Crystal structures of the DBDs of some Zn(II)₂Cys₆ regulators. AlcR binds as a monomer (28), while Gal4p, Put3p, Ppr1p, Leu3p, and Hap1p bind as homodimers. Gal4p, Put3p, and Ppr1p recognize inverted DNA repeats (168, 169, 253, 278). Leu3p and Hap1p bind to everted and direct repeats, respectively (72, 89, 98, 124, 294). Yellow spheres correspond to zinc atoms.

FIG. 3.

A model for zinc cluster protein DNA recognition. Zinc cluster proteins preferentially bind to CGG triplets that can be oriented in three different configurations: the inverted, everted, and direct repeats.

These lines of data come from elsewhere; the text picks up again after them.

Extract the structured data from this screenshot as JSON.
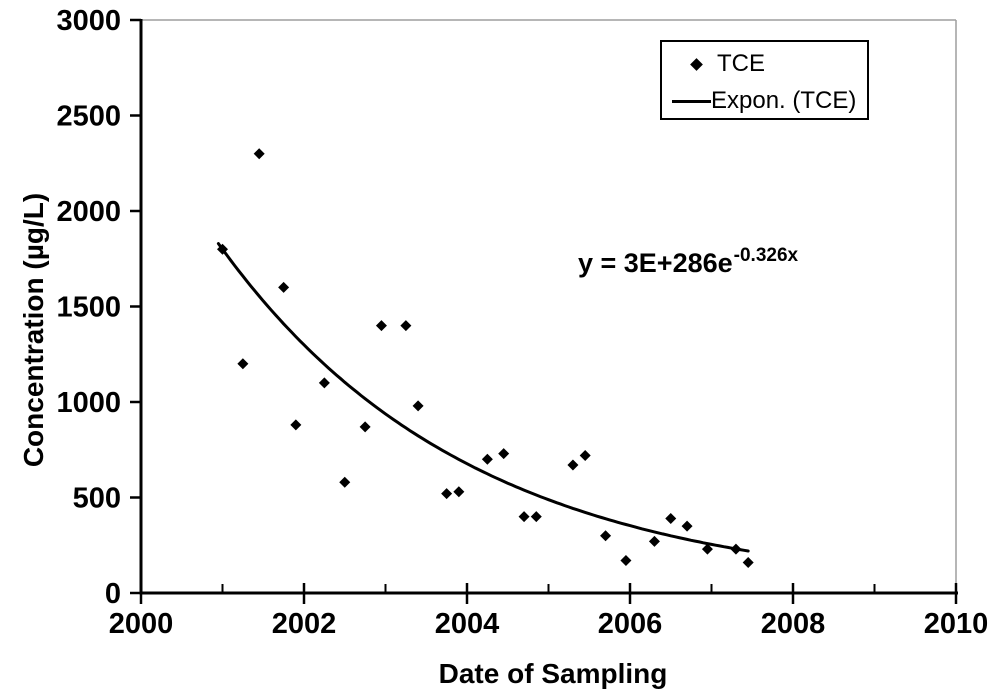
{
  "chart_data": {
    "type": "scatter",
    "title": "",
    "xlabel": "Date of Sampling",
    "ylabel": "Concentration (µg/L)",
    "xlim": [
      2000,
      2010
    ],
    "ylim": [
      0,
      3000
    ],
    "x_major_ticks": [
      2000,
      2002,
      2004,
      2006,
      2008,
      2010
    ],
    "x_minor_tick_step": 1,
    "y_tick_step": 500,
    "grid": "off",
    "legend": {
      "position": "top-right",
      "entries": [
        "TCE",
        "Expon. (TCE)"
      ]
    },
    "annotation": {
      "equation_base": "y = 3E+286e",
      "equation_exponent": "-0.326x"
    },
    "series": [
      {
        "name": "TCE",
        "type": "scatter",
        "marker": "diamond",
        "color": "#000000",
        "points": [
          [
            2001.0,
            1800
          ],
          [
            2001.25,
            1200
          ],
          [
            2001.45,
            2300
          ],
          [
            2001.75,
            1600
          ],
          [
            2001.9,
            880
          ],
          [
            2002.25,
            1100
          ],
          [
            2002.5,
            580
          ],
          [
            2002.75,
            870
          ],
          [
            2002.95,
            1400
          ],
          [
            2003.25,
            1400
          ],
          [
            2003.4,
            980
          ],
          [
            2003.75,
            520
          ],
          [
            2003.9,
            530
          ],
          [
            2004.25,
            700
          ],
          [
            2004.45,
            730
          ],
          [
            2004.7,
            400
          ],
          [
            2004.85,
            400
          ],
          [
            2005.3,
            670
          ],
          [
            2005.45,
            720
          ],
          [
            2005.7,
            300
          ],
          [
            2005.95,
            170
          ],
          [
            2006.3,
            270
          ],
          [
            2006.5,
            390
          ],
          [
            2006.7,
            350
          ],
          [
            2006.95,
            230
          ],
          [
            2007.3,
            230
          ],
          [
            2007.45,
            160
          ]
        ]
      },
      {
        "name": "Expon. (TCE)",
        "type": "exponential_trendline",
        "color": "#000000",
        "decay_rate": 0.326,
        "value_at_2001": 1800,
        "x_start": 2000.95,
        "x_end": 2007.45
      }
    ],
    "colors": {
      "axis": "#000000",
      "frame": "#9e9e9e",
      "background": "#ffffff",
      "text": "#000000"
    }
  }
}
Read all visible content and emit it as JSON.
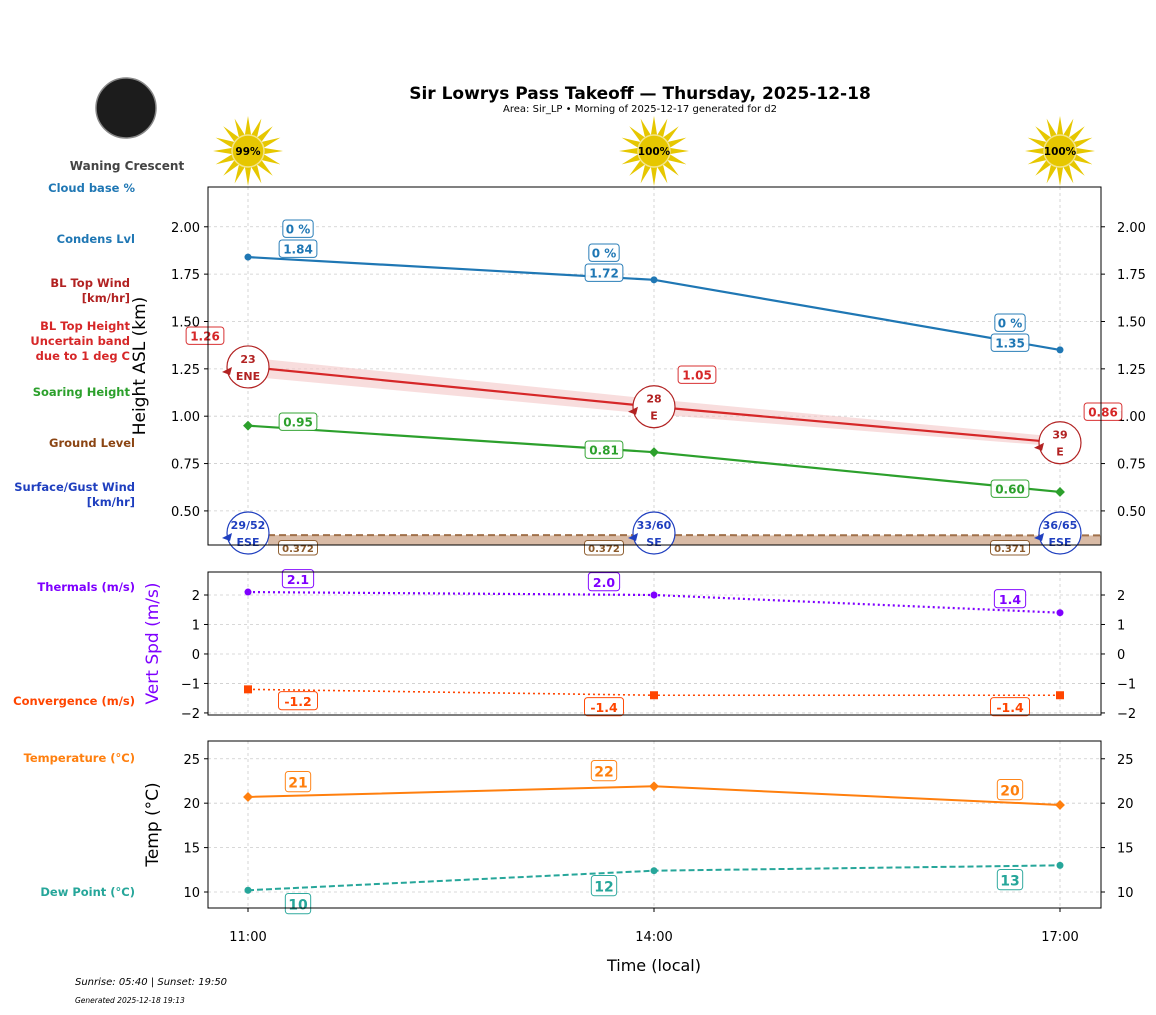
{
  "title": "Sir Lowrys Pass Takeoff — Thursday, 2025-12-18",
  "subtitle": "Area: Sir_LP • Morning of 2025-12-17 generated for d2",
  "moon_phase": "Waning Crescent",
  "footer": {
    "sun": "Sunrise: 05:40 | Sunset: 19:50",
    "generated": "Generated 2025-12-18 19:13"
  },
  "sun_percent": [
    "99%",
    "100%",
    "100%"
  ],
  "row_labels": {
    "cloud_base": "Cloud base %",
    "condens": "Condens Lvl",
    "bl_wind": [
      "BL Top Wind",
      "[km/hr]"
    ],
    "bl_height": [
      "BL Top Height",
      "Uncertain band",
      "due to 1 deg C"
    ],
    "soaring": "Soaring Height",
    "ground": "Ground Level",
    "surface_wind": [
      "Surface/Gust Wind",
      "[km/hr]"
    ],
    "thermals": "Thermals (m/s)",
    "convergence": "Convergence (m/s)",
    "temperature": "Temperature (°C)",
    "dew": "Dew Point (°C)"
  },
  "colors": {
    "condens": "#1f77b4",
    "bl": "#d62728",
    "bl_wind": "#b22222",
    "soaring": "#2ca02c",
    "ground": "#8b5a2b",
    "surface_wind": "#1f3fbf",
    "thermals": "#7f00ff",
    "convergence": "#ff4500",
    "temperature": "#ff7f0e",
    "dew": "#26a69a",
    "sun": "#e6c700"
  },
  "chart_data": [
    {
      "type": "line",
      "ylabel": "Height ASL (km)",
      "ylim": [
        0.32,
        2.21
      ],
      "yticks": [
        "0.50",
        "0.75",
        "1.00",
        "1.25",
        "1.50",
        "1.75",
        "2.00"
      ],
      "x": [
        "11:00",
        "14:00",
        "17:00"
      ],
      "grid": true,
      "series": [
        {
          "key": "condens",
          "values": [
            1.84,
            1.72,
            1.35
          ],
          "labels": [
            "1.84",
            "1.72",
            "1.35"
          ],
          "cloud_pct": [
            "0 %",
            "0 %",
            "0 %"
          ]
        },
        {
          "key": "bl",
          "values": [
            1.26,
            1.05,
            0.86
          ],
          "band": [
            [
              1.21,
              1.31
            ],
            [
              1.01,
              1.09
            ],
            [
              0.84,
              0.89
            ]
          ],
          "labels": [
            "1.26",
            "1.05",
            "0.86"
          ]
        },
        {
          "key": "soaring",
          "values": [
            0.95,
            0.81,
            0.6
          ],
          "labels": [
            "0.95",
            "0.81",
            "0.60"
          ]
        },
        {
          "key": "ground",
          "values": [
            0.372,
            0.372,
            0.371
          ],
          "labels": [
            "0.372",
            "0.372",
            "0.371"
          ]
        }
      ],
      "bl_wind": [
        {
          "speed": "23",
          "dir": "ENE"
        },
        {
          "speed": "28",
          "dir": "E"
        },
        {
          "speed": "39",
          "dir": "E"
        }
      ],
      "surface_wind": [
        {
          "speed": "29/52",
          "dir": "ESE"
        },
        {
          "speed": "33/60",
          "dir": "SE"
        },
        {
          "speed": "36/65",
          "dir": "ESE"
        }
      ]
    },
    {
      "type": "line",
      "ylabel": "Vert Spd (m/s)",
      "ylim": [
        -2.07,
        2.78
      ],
      "yticks": [
        "−2",
        "−1",
        "0",
        "1",
        "2"
      ],
      "ytick_values": [
        -2,
        -1,
        0,
        1,
        2
      ],
      "x": [
        "11:00",
        "14:00",
        "17:00"
      ],
      "series": [
        {
          "key": "thermals",
          "values": [
            2.1,
            2.0,
            1.4
          ],
          "labels": [
            "2.1",
            "2.0",
            "1.4"
          ]
        },
        {
          "key": "convergence",
          "values": [
            -1.2,
            -1.4,
            -1.4
          ],
          "labels": [
            "-1.2",
            "-1.4",
            "-1.4"
          ]
        }
      ]
    },
    {
      "type": "line",
      "ylabel": "Temp (°C)",
      "xlabel": "Time (local)",
      "ylim": [
        8.2,
        27.0
      ],
      "yticks": [
        "10",
        "15",
        "20",
        "25"
      ],
      "ytick_values": [
        10,
        15,
        20,
        25
      ],
      "x": [
        "11:00",
        "14:00",
        "17:00"
      ],
      "series": [
        {
          "key": "temperature",
          "values": [
            20.7,
            21.9,
            19.8
          ],
          "labels": [
            "21",
            "22",
            "20"
          ]
        },
        {
          "key": "dew",
          "values": [
            10.2,
            12.4,
            13.0
          ],
          "labels": [
            "10",
            "12",
            "13"
          ]
        }
      ]
    }
  ]
}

The orientation of CGG triplets and the nucleotide spacing between the triplets are the two major determinants of DNA-binding specificity (166). Zinc cluster proteins can also bind as monomers (in green) as well as homodimers (two molecules in blue) and heterodimers (one molecule in blue and one in orange).

FIG. 4.

Zinc cluster proteins involved in the PDR network in S. cerevisiae. Zinc cluster proteins (left column) and their target genes involved in PDR and the stress response (right column) are represented. Dashed lines point to genes that are not known to be direct or indirect targets of zinc cluster proteins. Only the most important ABC transporters and major facilitator superfamily members are shown. ERG genes are included because they are also involved in drug resistance.

FIG. 5.

Interplay among zinc cluster proteins implicated in PDR in budding yeast. A network of characterized zinc cluster proteins cooperatively coordinate the transcriptional regulation of PDR genes in S. cerevisiae. Pdr1p (in blue) can form homodimers as well as heterodimers with Pdr3p (in yellow) and Stb5p (in red) (3, 167). Pdr3p, Rdr1p (in gray), and Yrr1p (in green) are able to form homodimers (, ; S. MacPherson et al., unpublished data). These different combinations may differentially regulate the expression of PDR5 and SNQ2 ABC transporters. A direct binding of Rdr1p to PDR5 has not been demonstrated, and the mode of binding (e.g., monomer or heterodimer) of Yrm1p (in orange) is not known. 4NQO, 4-nitroquinoline-1-oxide.